Apart from the story concept, on which Juvy Galamiton based the story and screenplay, Toni Gonzaga also starred in the film with her husband, Paul Soriano as director for TEN17 Productions‘ official entry to the 48th Metro Manila Film Festival (MMFF).
Gonzaga’s concept for My Teacher isn’t original. It has the semblance to Hilary Swank‘s 2007 American film, Freedom Writers but only with a different take. Swanl’s film is from the story of teacher Erin Gruwell and her students, who compiled the book based on real-diary entries about their lives they wrote in their English class at Woodrow Wilson Classical High School in Long Beach, California.
Another film that could be slightly reminiscent of Gonzaga’s film is the Brendan Fraser-Jose Pesci 1994 American comedy-drama With Honors.
But so much with the references, the one thing that the Soriano film lacked is the real tug-in-the-heart. It may have attempted to provide such–it still felt ‘no-match’ to the two film references mentioned earlier. It tried to give tribute to someone who served as a mentor to Gonzaga’s character in the story.
Gonzaga is Emma Bonifacio, an OFW teacher who got unjustly dismissed from her former school abroad. She returned home and accepted the offer to teach her hometown’s senior high students at San Roque National High School. With that decision, she had to confront past issues that made her leave it in the first place.
Not making Emma’s situation any better is the class assigned to her, Section Ipil-Ipil, which is notorious for its delinquent, “difficult” students. Despite her initial reservation, she committed to helping her “hopeless” students graduate. Another challenge to her–is when she meets her “senior” student, Solomon (Joey de Leon). He’s already in his ’70s, but he’s determined to finish school and “learn English” to communicate with his daughter and granddaughter in the US.
Gonzaga and Soriano could have opted to do a fairly-dramatic project. There are already enough comedy-drama entries in this year’s fest. When the lead star had to decide to leave the school after being accused of something worthy of dismissal, her teacher-friend played by Rufa Mae Quinto wasn’t even there to comfort her and fight for her. Kakai Bautista‘s character has created a much impact instead of Quinto‘s.
In the story, yes, Emma made a difference in the lives of her students, but in conclusion, she also saluted the real teacher she considered–Solomon Bienes. Personally, if I disagreed with the death of Jake Cuenca‘s character in My Father, Myself–I think Gonzaga’s movie should have resorted to ending with a high note by ending the life of Solomon. It could have given the audience a bit shaken.
The humor incorporated in My Teacher was ineffective. They were unsure of getting into a comedy-drama. They could have chosen a straight drama since all the actors were capable, even Gonzaga and de Leon. At least, it could have given them noticeable performances and could have earned them nominations at the Gabi ng Parangal.
There’s no doubt why this is not a preferred movie in the MMFF 2022–it has an identity crisis.
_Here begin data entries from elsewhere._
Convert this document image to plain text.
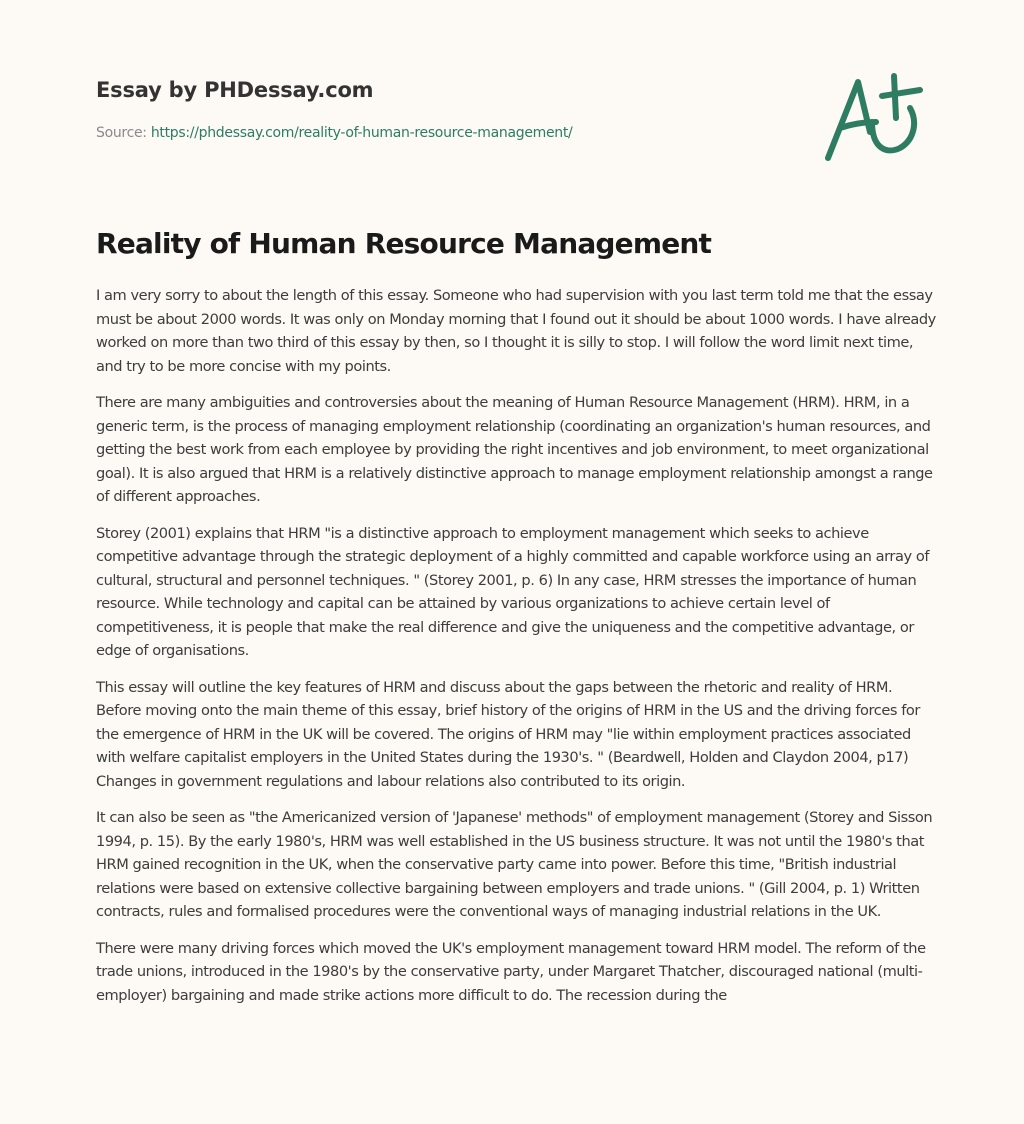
Essay by PHDessay.com
Source: https://phdessay.com/reality-of-human-resource-management/
Reality of Human Resource Management

I am very sorry to about the length of this essay. Someone who had supervision with you last term told me that the essay must be about 2000 words. It was only on Monday morning that I found out it should be about 1000 words. I have already worked on more than two third of this essay by then, so I thought it is silly to stop. I will follow the word limit next time, and try to be more concise with my points.

There are many ambiguities and controversies about the meaning of Human Resource Management (HRM). HRM, in a generic term, is the process of managing employment relationship (coordinating an organization's human resources, and getting the best work from each employee by providing the right incentives and job environment, to meet organizational goal). It is also argued that HRM is a relatively distinctive approach to manage employment relationship amongst a range of different approaches.

Storey (2001) explains that HRM "is a distinctive approach to employment management which seeks to achieve competitive advantage through the strategic deployment of a highly committed and capable workforce using an array of cultural, structural and personnel techniques. " (Storey 2001, p. 6) In any case, HRM stresses the importance of human resource. While technology and capital can be attained by various organizations to achieve certain level of competitiveness, it is people that make the real difference and give the uniqueness and the competitive advantage, or edge of organisations.

This essay will outline the key features of HRM and discuss about the gaps between the rhetoric and reality of HRM. Before moving onto the main theme of this essay, brief history of the origins of HRM in the US and the driving forces for the emergence of HRM in the UK will be covered. The origins of HRM may "lie within employment practices associated with welfare capitalist employers in the United States during the 1930's. " (Beardwell, Holden and Claydon 2004, p17) Changes in government regulations and labour relations also contributed to its origin.

It can also be seen as "the Americanized version of 'Japanese' methods" of employment management (Storey and Sisson 1994, p. 15). By the early 1980's, HRM was well established in the US business structure. It was not until the 1980's that HRM gained recognition in the UK, when the conservative party came into power. Before this time, "British industrial relations were based on extensive collective bargaining between employers and trade unions. " (Gill 2004, p. 1) Written contracts, rules and formalised procedures were the conventional ways of managing industrial relations in the UK.

There were many driving forces which moved the UK's employment management toward HRM model. The reform of the trade unions, introduced in the 1980's by the conservative party, under Margaret Thatcher, discouraged national (multi-employer) bargaining and made strike actions more difficult to do. The recession during the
What I saw in this story was an attempt to restore the lost public trust in Gonzaga. As a “powerful-woman” identity didn’t translate to ticket sales–it failed miserably.
The Gender Sensitivity award went to this film because of the gay couple whom Emma helped to achieve their goals but wasn’t given a concrete resolution in the end. Where is the sensitivity in that?
For Gonzaga fans, this film is an opportunity to see her acting being a teacher, but nothing extraordinary about that. Mind you guys–it is not as impressive as her Four Sisters and a Wedding (2013) and Starting Over Again (2014), where she starred with Piolo Pascual and Iza Calzado.